A local radio station recently asked listeners to call in and report the: “One thing that you would change about your mate so that you can love him or her more fully.”
This is not the first poll to pose a question like this and probably will not be the last to do so. We’re wondering what effects focusing on what you don’t like or what you would change in your mate have on a love relationship?
Will pondering such a question and perhaps creating that partner “wish list” help you and the one you love move closer together?
We doubt it.
We expect that the list of responses to this radio poll probably included the following: desires that the partner earn more money, would help more with home or childcare, would stop nagging or criticizing, would be more romantic, would be more sexual and perhaps even would be more attractive.
It’s true. We all have preferences, pet peeves, and desires. There’s nothing wrong with any of that.
But it’s also true that none of us—including ourselves– are perfect. Let’s clarify that: We are all perfectly imperfect.
When you can accept yourself and your love for who you each are, the doors to a closer, more connected relationship can open.
When you can answer a question such as that posed by the radio station in our area truly and honestly that you “wouldn’t change a thing” about your mate, then you are on to something wonderful.
It is possible to be true to yourself and honor your mate as he or she is?
Does this mean that you have to bite your tongue and put up with anything in your relationship– even if it incessantly bugs you or even violates your deeply held beliefs?
Not at all! We believe that it is possible to stay true to who you are and how you feel while at the same time allowing your partner to be true to who he or she is.
It’s not always easy or comfortable– but it is possible and preferable.
Let’s face it. We’ve probably all been in situations where something is irritating or even offensive to us and the more we try to overlook it, the larger that irritation or offense seems to become.
If you’ve ever had a leaky faucet and you try to ignore the drip, drip, dripping sound while trying to read a book in an otherwise quiet house, you know how tricky it can be.
The same thing tends to happen with those undesirable traits or habits of the one you love.
Chances are, if it’s something that’s bothersome to you, the more you try to pretend it isn’t there, the more you probably notice it.
The trouble with the leaky faucet is that it can end up seeming like there are no other sounds in the house except for that infuriating dripping.
Your reading time is ruined and you may even feel helpless to make that faucet stop leaking. Your partner’s tendency to always be late may also irritate and infuriate you. In your view, tardiness is not only inconvenient, it is downright disrespectful.
You might even have trouble remembering a time when your mate was on time for a date or an event. And it may even feel like your love doesn’t value you or your agreements when he or she is consistently late for dinner or whatever the case may be.
Make a conscious shift.
If it would be easy for you to mentally list off things that you’d like to change about your mate so that you can love him or her more fully, take a moment and see if you can make a conscious shift.
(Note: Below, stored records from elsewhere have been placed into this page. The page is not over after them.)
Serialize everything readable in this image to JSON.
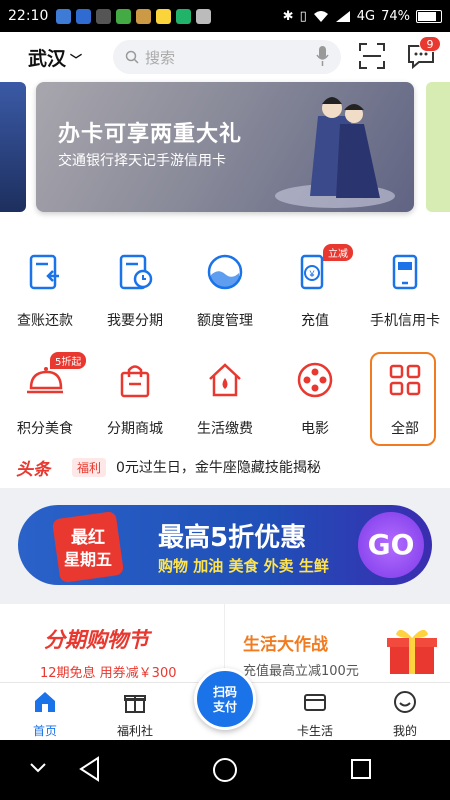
{
  "status_bar": {
    "time": "22:10",
    "network": "4G",
    "battery": "74%"
  },
  "header": {
    "city": "武汉",
    "search_placeholder": "搜索",
    "message_count": "9"
  },
  "banner": {
    "title": "办卡可享两重大礼",
    "subtitle": "交通银行择天记手游信用卡"
  },
  "quick_icons": {
    "row1": [
      {
        "label": "查账还款"
      },
      {
        "label": "我要分期"
      },
      {
        "label": "额度管理"
      },
      {
        "label": "充值",
        "tag": "立减"
      },
      {
        "label": "手机信用卡"
      }
    ],
    "row2": [
      {
        "label": "积分美食",
        "tag": "5折起"
      },
      {
        "label": "分期商城"
      },
      {
        "label": "生活缴费"
      },
      {
        "label": "电影"
      },
      {
        "label": "全部"
      }
    ]
  },
  "news": {
    "logo": "头条",
    "tag": "福利",
    "text": "0元过生日，金牛座隐藏技能揭秘"
  },
  "promo": {
    "badge_line1": "最红",
    "badge_line2": "星期五",
    "headline": "最高5折优惠",
    "subline": "购物 加油 美食 外卖 生鲜",
    "go": "GO"
  },
  "cards": {
    "left": {
      "title": "分期购物节",
      "subtitle": "12期免息 用券减￥300"
    },
    "right": {
      "title": "生活大作战",
      "subtitle": "充值最高立减100元"
    }
  },
  "tabbar": {
    "items": [
      {
        "label": "首页"
      },
      {
        "label": "福利社"
      },
      {
        "label": "卡生活"
      },
      {
        "label": "我的"
      }
    ],
    "center_line1": "扫码",
    "center_line2": "支付"
  },
  "colors": {
    "brand_blue": "#1a73e8",
    "accent_red": "#e8382f",
    "highlight_orange": "#f07b20"
  }
}
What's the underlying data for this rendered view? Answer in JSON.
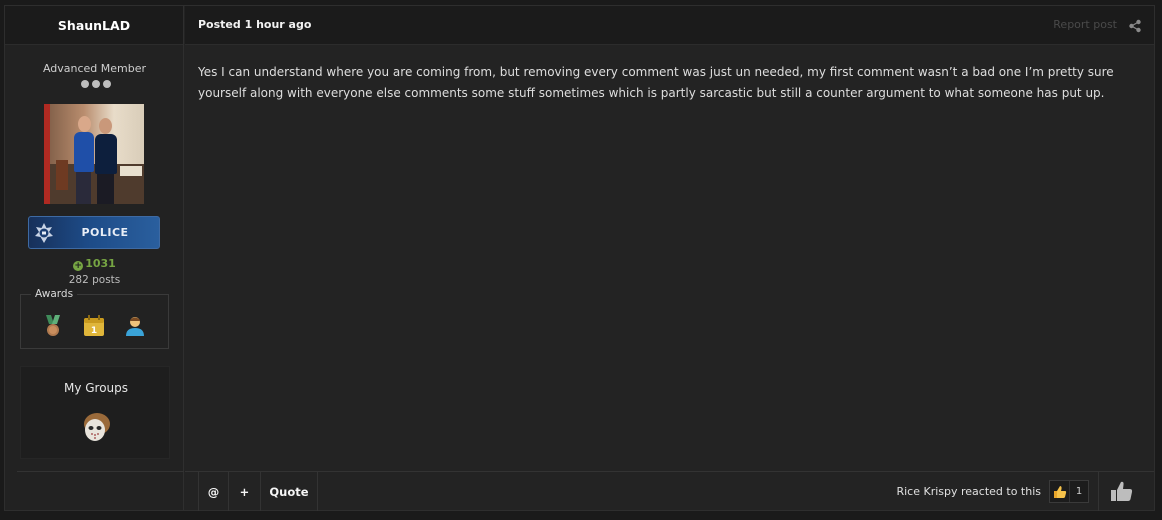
{
  "author": {
    "name": "ShaunLAD",
    "title": "Advanced Member",
    "rank_label": "POLICE",
    "reputation": "1031",
    "posts": "282 posts",
    "awards_label": "Awards",
    "groups_label": "My Groups"
  },
  "post": {
    "posted": "Posted 1 hour ago",
    "report_label": "Report post",
    "body": "Yes I can understand where you are coming from, but removing every comment was just un needed, my first comment wasn’t a bad one I’m pretty sure yourself along with everyone else comments some stuff sometimes which is partly sarcastic but still a counter argument to what someone has put up."
  },
  "footer": {
    "mention_label": "@",
    "plus_label": "+",
    "quote_label": "Quote",
    "reaction_text": "Rice Krispy reacted to this",
    "reaction_count": "1"
  },
  "colors": {
    "background": "#232323",
    "header": "#1b1b1b",
    "reputation": "#76a543",
    "rank_badge": "#1d4b87"
  }
}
Acknowledging what you are feeling and the dynamic that’s going on between the two of you is a healthy start. But then shifting your attention to what you appreciate in this same person and within this same dynamic can be quite helpful.
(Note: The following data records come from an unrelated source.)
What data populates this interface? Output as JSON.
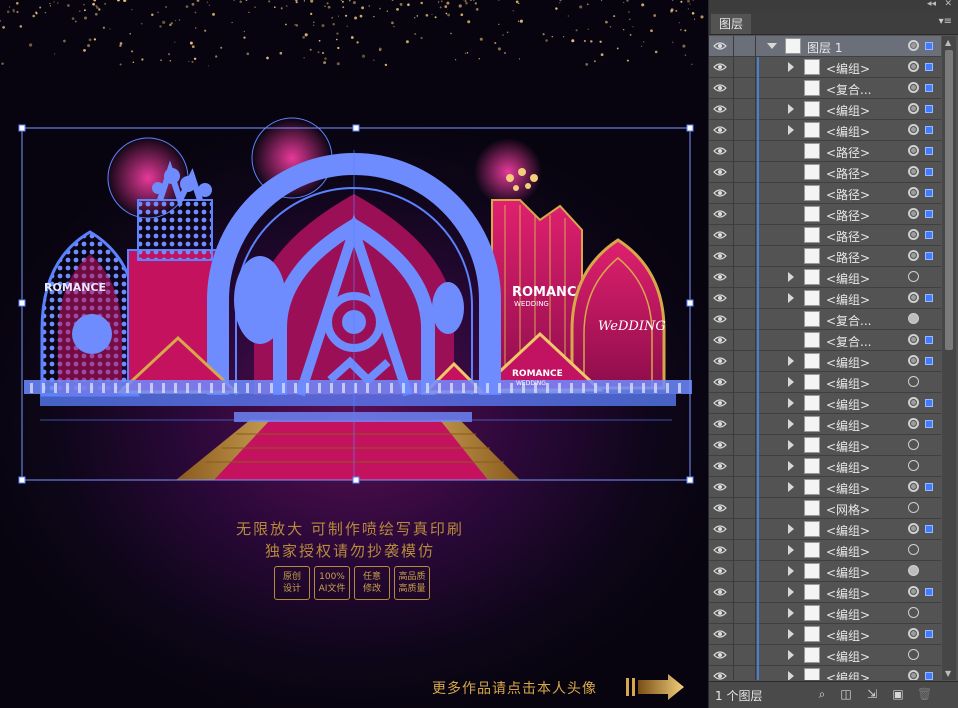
{
  "promo": {
    "line1": "无限放大 可制作喷绘写真印刷",
    "line2": "独家授权请勿抄袭模仿",
    "badges": [
      {
        "l1": "原创",
        "l2": "设计"
      },
      {
        "l1": "100%",
        "l2": "AI文件"
      },
      {
        "l1": "任意",
        "l2": "修改"
      },
      {
        "l1": "高品质",
        "l2": "高质量"
      }
    ],
    "more": "更多作品请点击本人头像"
  },
  "artwork": {
    "sign_center": "ROMANCE",
    "sign_center_sub": "WEDDING",
    "sign_low": "ROMANCE",
    "sign_low_sub": "WEDDING",
    "sign_right": "WeDDING",
    "sign_left": "ROMANCE"
  },
  "panel": {
    "tab": "图层",
    "layer_count": "1 个图层",
    "top_layer": "图层 1",
    "rows": [
      {
        "label": "<编组>",
        "expand": true,
        "target": "ring",
        "sel": true
      },
      {
        "label": "<复合...",
        "expand": false,
        "target": "ring",
        "sel": true
      },
      {
        "label": "<编组>",
        "expand": true,
        "target": "ring",
        "sel": true
      },
      {
        "label": "<编组>",
        "expand": true,
        "target": "ring",
        "sel": true
      },
      {
        "label": "<路径>",
        "expand": false,
        "target": "ring",
        "sel": true
      },
      {
        "label": "<路径>",
        "expand": false,
        "target": "ring",
        "sel": true
      },
      {
        "label": "<路径>",
        "expand": false,
        "target": "ring",
        "sel": true
      },
      {
        "label": "<路径>",
        "expand": false,
        "target": "ring",
        "sel": true
      },
      {
        "label": "<路径>",
        "expand": false,
        "target": "ring",
        "sel": true
      },
      {
        "label": "<路径>",
        "expand": false,
        "target": "ring",
        "sel": true
      },
      {
        "label": "<编组>",
        "expand": true,
        "target": "empty",
        "sel": false
      },
      {
        "label": "<编组>",
        "expand": true,
        "target": "ring",
        "sel": true
      },
      {
        "label": "<复合...",
        "expand": false,
        "target": "solid",
        "sel": false
      },
      {
        "label": "<复合...",
        "expand": false,
        "target": "ring",
        "sel": true
      },
      {
        "label": "<编组>",
        "expand": true,
        "target": "ring",
        "sel": true
      },
      {
        "label": "<编组>",
        "expand": true,
        "target": "empty",
        "sel": false
      },
      {
        "label": "<编组>",
        "expand": true,
        "target": "ring",
        "sel": true
      },
      {
        "label": "<编组>",
        "expand": true,
        "target": "ring",
        "sel": true
      },
      {
        "label": "<编组>",
        "expand": true,
        "target": "empty",
        "sel": false
      },
      {
        "label": "<编组>",
        "expand": true,
        "target": "empty",
        "sel": false
      },
      {
        "label": "<编组>",
        "expand": true,
        "target": "ring",
        "sel": true
      },
      {
        "label": "<网格>",
        "expand": false,
        "target": "empty",
        "sel": false
      },
      {
        "label": "<编组>",
        "expand": true,
        "target": "ring",
        "sel": true
      },
      {
        "label": "<编组>",
        "expand": true,
        "target": "empty",
        "sel": false
      },
      {
        "label": "<编组>",
        "expand": true,
        "target": "solid",
        "sel": false
      },
      {
        "label": "<编组>",
        "expand": true,
        "target": "ring",
        "sel": true
      },
      {
        "label": "<编组>",
        "expand": true,
        "target": "empty",
        "sel": false
      },
      {
        "label": "<编组>",
        "expand": true,
        "target": "ring",
        "sel": true
      },
      {
        "label": "<编组>",
        "expand": true,
        "target": "empty",
        "sel": false
      },
      {
        "label": "<编组>",
        "expand": true,
        "target": "ring",
        "sel": true
      }
    ]
  },
  "colors": {
    "selection": "#5b82ff",
    "gold": "#c9a24b",
    "magenta": "#c4125f"
  }
}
In the example of the tardy partner above, when you find yourself feeling irritable because your love is late– yet again– for your dinner date, stop and see if you can shift your thoughts.
Perhaps you could find within yourself appreciation that the two of you have set aside this time to be together. Yes, there is a delay in those plans, but you feel confident that the date will happen.
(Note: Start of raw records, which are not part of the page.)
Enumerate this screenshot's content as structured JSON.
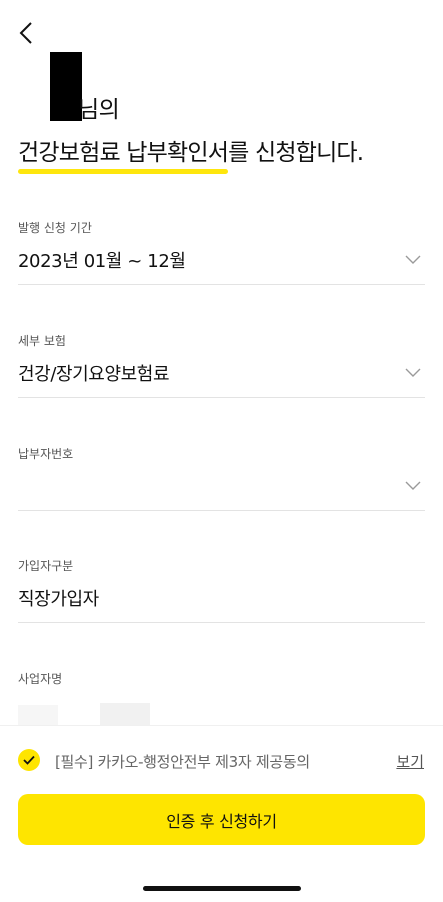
{
  "header": {
    "back_icon": "chevron-left-icon"
  },
  "title": {
    "name_suffix": "님의",
    "highlight": "건강보험료 납부확인서",
    "rest": "를 신청합니다."
  },
  "fields": [
    {
      "label": "발행 신청 기간",
      "value": "2023년 01월 ~ 12월",
      "dropdown": true
    },
    {
      "label": "세부 보험",
      "value": "건강/장기요양보험료",
      "dropdown": true
    },
    {
      "label": "납부자번호",
      "value": "",
      "dropdown": true
    },
    {
      "label": "가입자구분",
      "value": "직장가입자",
      "dropdown": false
    },
    {
      "label": "사업자명",
      "value": "",
      "dropdown": false
    }
  ],
  "consent": {
    "text": "[필수] 카카오-행정안전부 제3자 제공동의",
    "view_label": "보기",
    "checked": true
  },
  "cta": {
    "label": "인증 후 신청하기"
  },
  "colors": {
    "accent": "#fee500",
    "text": "#111111",
    "label": "#555555",
    "divider": "#e3e3e3"
  }
}
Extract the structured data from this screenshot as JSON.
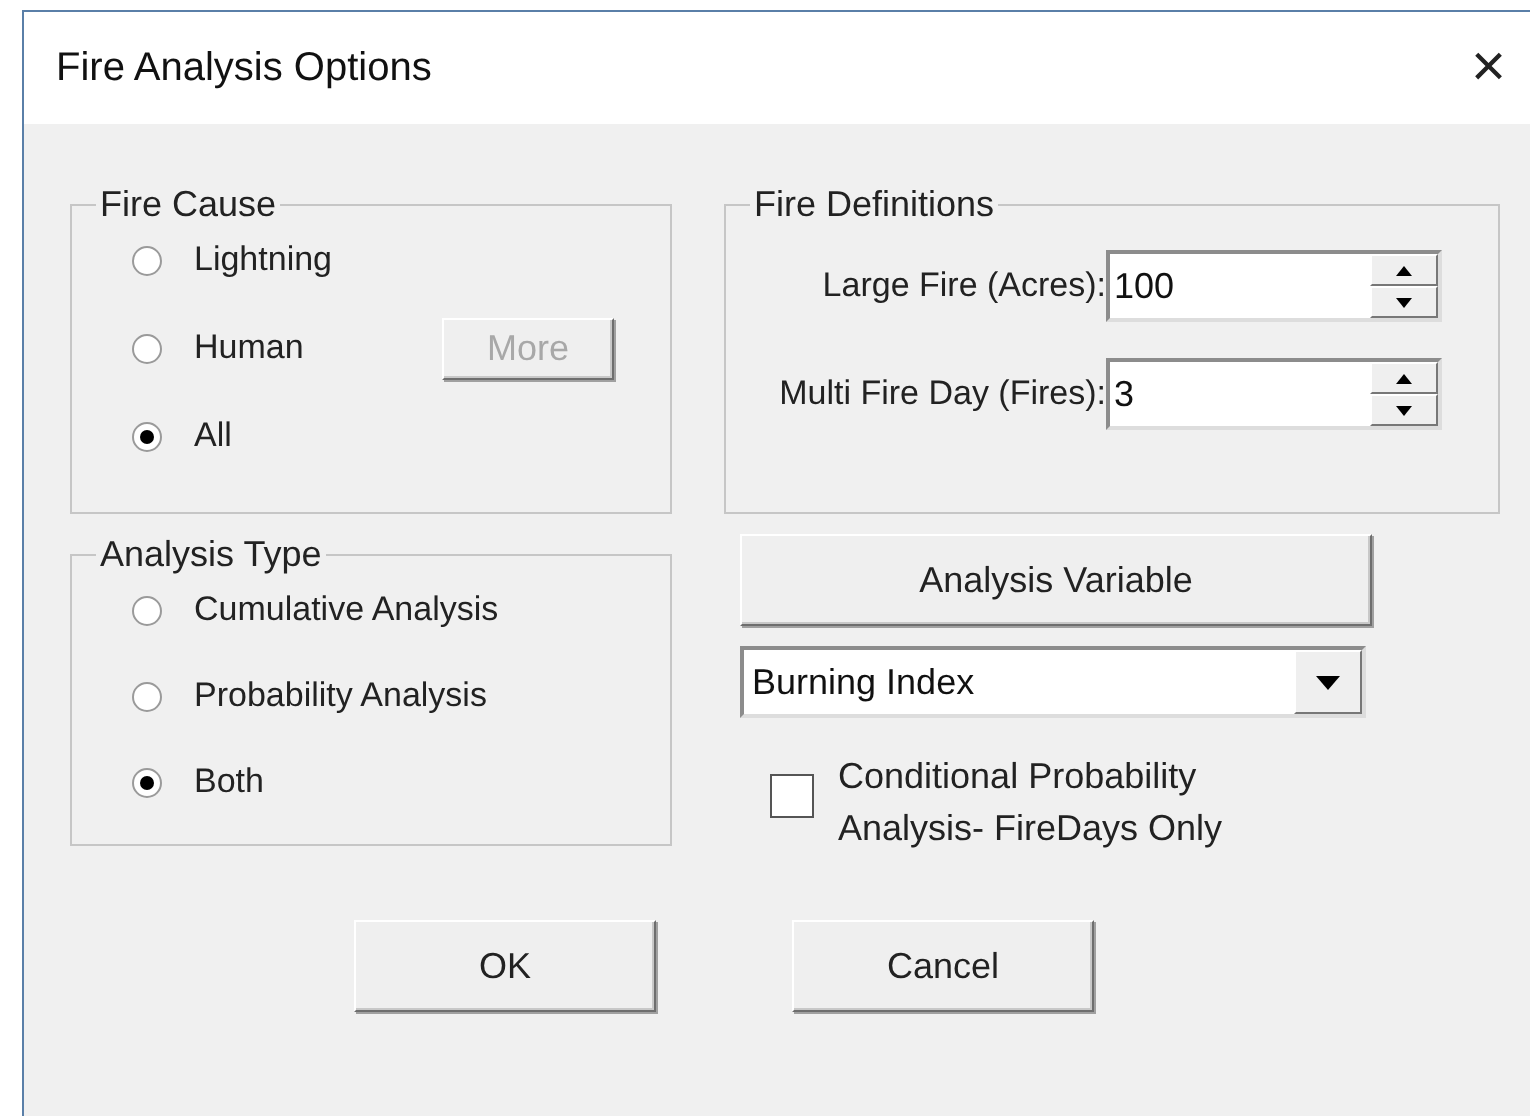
{
  "window": {
    "title": "Fire Analysis Options",
    "close": "×"
  },
  "fire_cause": {
    "title": "Fire Cause",
    "options": [
      {
        "label": "Lightning",
        "selected": false
      },
      {
        "label": "Human",
        "selected": false
      },
      {
        "label": "All",
        "selected": true
      }
    ],
    "more_button": {
      "label": "More",
      "disabled": true
    }
  },
  "fire_definitions": {
    "title": "Fire Definitions",
    "fields": [
      {
        "label": "Large Fire (Acres):",
        "value": "100"
      },
      {
        "label": "Multi Fire Day (Fires):",
        "value": "3"
      }
    ]
  },
  "analysis_type": {
    "title": "Analysis Type",
    "options": [
      {
        "label": "Cumulative Analysis",
        "selected": false
      },
      {
        "label": "Probability Analysis",
        "selected": false
      },
      {
        "label": "Both",
        "selected": true
      }
    ]
  },
  "analysis_variable_button": "Analysis Variable",
  "variable_select": {
    "value": "Burning Index"
  },
  "conditional_checkbox": {
    "label": "Conditional Probability Analysis- FireDays Only",
    "checked": false
  },
  "buttons": [
    "OK",
    "Cancel"
  ]
}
Remind yourself how much fun you have with your mate and see if you can expand your focus to include those positive expectations.
Be clear about what you want and then appreciate movement toward those desires.
You can certainly make requests of your partner that address the habits and tendencies that you’d like to change.
The important point here, however, is that you make it your intention to speak what’s true for you, to listen to what’s true for your partner and then make agreements you both feel good about and can follow through on.
If, in order to please or placate you, your partner makes an agreement with you that he or she will never be late for a date again, you are probably destined to further disappointment!
Don’t ask your partner to change anything for you or in order to keep your love. If being more timely is a goal for your mate, then, by all means, support him or her in achieving that.
But if timeliness is not a priority for your mate, you can ask him or her to agree to call you so that you know how late he or she will be. This request for communication does not force your partner to change but does honor your need for information and assists in your own planning.
When you and your love follow through on your consciously made agreements, be sure to notice any movement toward what you want. Celebrate those seemingly small achievements.
Believe it or not, they can add up to a whole lot of connection. You may never get to a point where you can truly say you “wouldn’t change a thing” about your partner. But as you shift your focus and stay clear about what you want– appreciating as you go along– the results are bound to be deeper love!